China, through its investment, financial and trade relations with Africa, has also provided African countries with more leverage in negotiating better investment, financial and trade deals with Western companies. Thanks to Sino-Africa relations, Western companies and governments face intensified competition. This provides African countries with more room for maneuver in their relations with the West. They now have a solid alternative to accepting the dictates of the international financial institutions. China is Africa's ally in promoting a global system in which Africa's interests are no longer taken for granted.

Chinese companies are making goods available to Africans at prices that are relatively cheap compared with national and Western companies. While national and Western companies make goods available mainly to the middle and upper classes, Chinese companies make them available to the working class and the poor. Is it true that this is against a further development of the textile industry of African countries? What is immoral about poor Africans improving their material conditions by buying relatively cheaper goods?

China's strict illegal immigration management will not harm its ties with Africa. But China needs to have policy measures conducive for a qualitative improvement in relations between Chinese and Africans. It has to address genuine grievances Africans have relating to their treatment by Chinese citizens and authorities. The implementation of these measures will enable China to minimize the negative impact of illegal immigrants on its ties with Africa.

China's trade with Africa, characterized by manufactured products from China to Africa and raw materials from Africa to China, is not neo-colonialism. Instead, it reflects the development level of the manufacturing sector in Africa. Most African countries do not have a serious manufacturing sector. There is no evidence that China in its investment, financial and trade relations with Africa is trying to restrict the development and progress of the continent's own manufacturing sector.

The West's claim that China's relationship with Africa is neo-colonialism stems from its own policy toward Africa, which results from the fear its strategic interests will be harmed as a result of structural changes in African countries and China's growing presence on the continent. It camouflages the importance of these strategic interests by cloaking them behind concerns about Africa's security and development and the plight of the poor. According to this perspective, Africans are not capable of deciding for themselves who are their friends and who are their enemies.

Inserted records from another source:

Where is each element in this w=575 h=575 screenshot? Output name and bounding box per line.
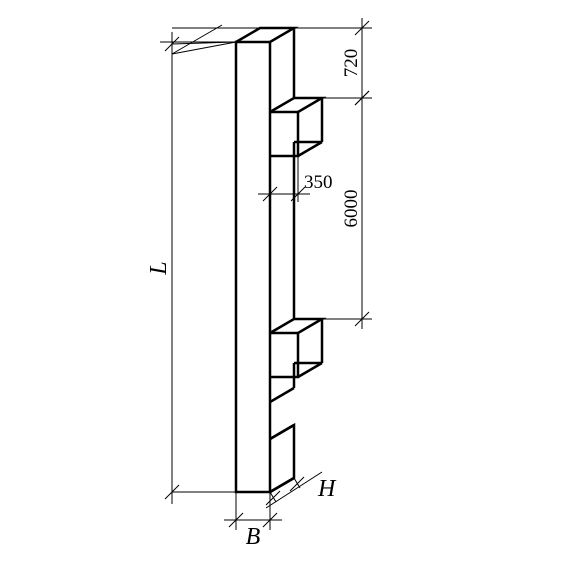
dim-label-720: 720 xyxy=(341,49,362,78)
dim-label-B: B xyxy=(246,524,261,550)
dim-label-L: L xyxy=(146,261,172,275)
dim-label-H: H xyxy=(317,476,337,502)
dim-label-350: 350 xyxy=(304,172,333,193)
dim-label-6000: 6000 xyxy=(341,190,362,228)
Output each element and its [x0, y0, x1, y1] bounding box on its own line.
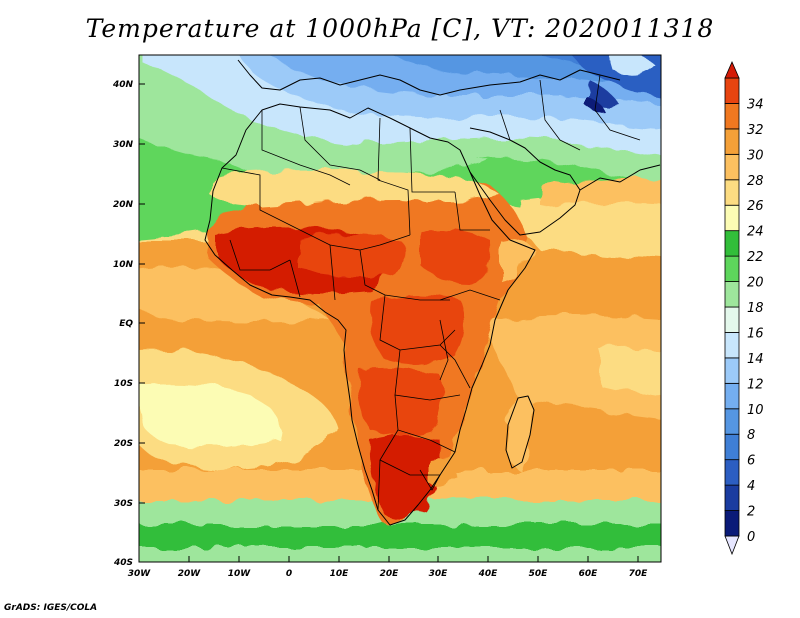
- lat-label: 20S: [114, 439, 133, 449]
- coastlines: [204, 59, 661, 526]
- lat-label: 40S: [113, 558, 133, 568]
- colorbar-box: [724, 230, 740, 257]
- map-frame: [138, 54, 662, 563]
- madagascar-coastline: [505, 395, 535, 469]
- colorbar-box: [724, 459, 740, 486]
- colorbar-box: [724, 179, 740, 206]
- colorbar-label: 18: [747, 301, 764, 316]
- africa-coastline: [204, 103, 536, 526]
- lon-label: 20W: [178, 569, 202, 579]
- colorbar-box: [724, 357, 740, 384]
- lon-label: 60E: [579, 569, 599, 579]
- colorbar-max-triangle: [724, 61, 740, 79]
- lon-label: 70E: [629, 569, 649, 579]
- colorbar-box: [724, 128, 740, 155]
- lon-label: 0: [286, 569, 292, 579]
- lat-label: 10N: [113, 260, 134, 270]
- colorbar-label: 22: [747, 250, 764, 265]
- europe-coastline: [237, 59, 621, 96]
- colorbar-label: 26: [747, 199, 764, 214]
- colorbar-label: 6: [747, 454, 755, 469]
- lon-label: 20E: [380, 569, 400, 579]
- longitude-labels: 30W 20W 10W 0 10E 20E 30E 40E 50E 60E 70…: [128, 569, 648, 579]
- colorbar-label: 0: [747, 530, 755, 545]
- colorbar-box: [724, 204, 740, 232]
- colorbar-box: [724, 382, 740, 410]
- colorbar-box: [724, 408, 740, 435]
- colorbar-box: [724, 153, 740, 181]
- colorbar-min-triangle: [724, 535, 740, 556]
- colorbar-box: [724, 103, 740, 130]
- colorbar-label: 4: [747, 479, 755, 494]
- colorbar-label: 2: [747, 505, 755, 520]
- temperature-field: [139, 55, 661, 562]
- lon-label: 50E: [529, 569, 549, 579]
- lat-label: EQ: [119, 319, 133, 329]
- axis-ticks: [139, 83, 639, 562]
- lat-label: 30S: [114, 499, 133, 509]
- colorbar-label: 10: [747, 403, 764, 418]
- colorbar-label: 20: [747, 276, 764, 291]
- colorbar-label: 16: [747, 326, 764, 341]
- lon-label: 10W: [228, 569, 252, 579]
- credit-text: GrADS: IGES/COLA: [4, 603, 98, 613]
- colorbar-box: [724, 306, 740, 333]
- colorbar-box: [724, 77, 740, 104]
- colorbar-label: 12: [747, 377, 764, 392]
- colorbar-label: 30: [747, 148, 764, 163]
- lon-label: 30E: [429, 569, 449, 579]
- colorbar-box: [724, 281, 740, 308]
- lat-label: 30N: [113, 140, 134, 150]
- lon-label: 10E: [330, 569, 350, 579]
- chart-title: Temperature at 1000hPa [C], VT: 20200113…: [85, 14, 715, 43]
- colorbar-label: 14: [747, 352, 764, 367]
- country-borders: [221, 74, 641, 511]
- lon-label: 40E: [478, 569, 499, 579]
- colorbar-box: [724, 433, 740, 461]
- lat-label: 40N: [112, 80, 134, 90]
- lat-label: 20N: [113, 200, 134, 210]
- colorbar-label: 24: [747, 225, 764, 240]
- colorbar-box: [724, 332, 740, 359]
- colorbar-box: [724, 255, 740, 282]
- colorbar-box: [724, 484, 740, 511]
- colorbar-label: 8: [747, 428, 755, 443]
- lon-label: 30W: [128, 569, 152, 579]
- lat-label: 10S: [114, 379, 133, 389]
- colorbar-box: [724, 510, 740, 537]
- latitude-labels: 40N 30N 20N 10N EQ 10S 20S 30S 40S: [112, 80, 134, 568]
- colorbar-label: 28: [747, 174, 764, 189]
- colorbar-label: 32: [747, 123, 764, 138]
- colorbar-label: 34: [747, 97, 764, 112]
- asia-coastline: [579, 164, 661, 191]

By asserting that China is a new colonial power in Africa, the West has set itself up as the self-proclaimed guardian of the continent, it warns Africa to be careful and cautions it not to become an extension of China. Which is hypocritical, to say the least, coming from the countries that colonized and exploited Africa in the past. As the independence of their former colonies did not end their economic, financial, trade and technological domination in the post-colonial era, they are afraid that China's friendly relations with Africa pose a threat to their interests.

The West in its ties with Africa has assumed the role of a self-appointed world policeman with self-declared mission. It has also assumed paternity of Africans supportive of the principles guiding its policy of domination through divide and rule. It has become in the process, the police, judge, jury and executioner of Africans who are in theory and practice committed to the structural transformation of their continent. As long as it insists on playing the role of world policeman, the West will not respect the right of African countries to national self-determination and the free, independent exercise of their sovereignty and foreign policy.

Closer Sino-Africa ties constitute a historical opportunity for Africa. It is the responsibility of Africans to ensure that they contribute to their continent's qualitative political progress toward economic independence.

The author is chief research specialist and head of the governance and security program at the Africa Institute of South Africa in Pretoria, South Africa.